I hope the shawl, however flawed, will bring Sharon a little bit of comfort during a hard time.


  1. It's very beautiful. Your knitting has inspired me to pick up my needles again, too. It's going to be a woolly Christmas, I tell you.

  2. Anonymous2:49 AM

    Isn't the 'deliberate error' a New England practice re quilts?

    The shawl looks splendid, made with love.


  3. That was a wonderfully thoughtful and caring gift, Susan! If I were in Sharon's position I'd feel wrapped in love every time I put it on. From the smile on her face I doubt she sees any flaws. It seems clear to me that she sees something beautiful created for her by a loving friend.


  4. I thought the custom of leaving an error in a handmade work was Navajo in origin, but when I googled it I came up with this. Apparently it's all a myth, at least in quilting. Probably equally so with knitting. Still, it's a pleasant thought.

  5. the shawl is lovely. And you've inspired me to get back to my knitting of scarves to donate to our local social services agency. Now you should make Misty a dog blanky.

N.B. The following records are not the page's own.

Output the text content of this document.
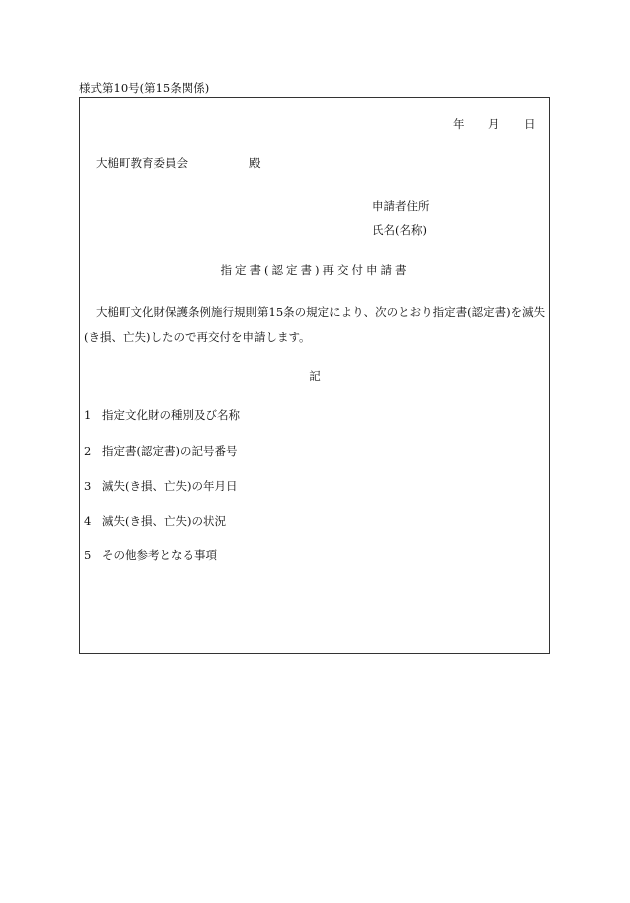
様式第10号(第15条関係)
年 月 日
大槌町教育委員会	殿
申請者住所
氏名(名称)
指定書(認定書)再交付申請書
大槌町文化財保護条例施行規則第15条の規定により、次のとおり指定書(認定書)を滅失(き損、亡失)したので再交付を申請します。
記
1 指定文化財の種別及び名称
2 指定書(認定書)の記号番号
3 滅失(き損、亡失)の年月日
4 滅失(き損、亡失)の状況
5 その他参考となる事項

  6. Wow that is a beautiful shawl! I'm sure she feels loved.

  7. Anonymous8:10 PM

    If I were in Sharon's position I'd feel wrapped in love every time I put it on.

    Well folks, I am Sharon, and I do feel wrapped in love and comfort. Yesterday was not a good day, and I spent the evening wrapped in my lovely shawl reading one of the Crosswick Journals by Madeleine L'Engle -- a wonderful writer who recently died -- whose words have given me comfort and pleasure over the years. And I'm "not saying Susans' written work is comforting. It's not, it's challenging, but my oh my, her knitting; her love and friendship are beyond words.

    And every one of those wrinkles on my face in the blog picture are well-earned!

    I want to leave with this note, Susan and I met in a curious comedy of errors (on my part) when I signed up for a short summer course with her first summer in Reno and my first summer in Reno in 36 years.

    Ten years ago I was in my late fifties thinking I'd smooze a quick course at the "U." Susan, on the other hand, was a new, young faculty member from the Ivies who expected a whole lot more than I'd anticipated giving.

    Every day after class I'd go down to a park by our river (we only have one river here)and wonder what on earth I was doing and why.

    Well, Dr. Palwick is one hell of a good teacher. It also turns out she's one very dear, dear friend.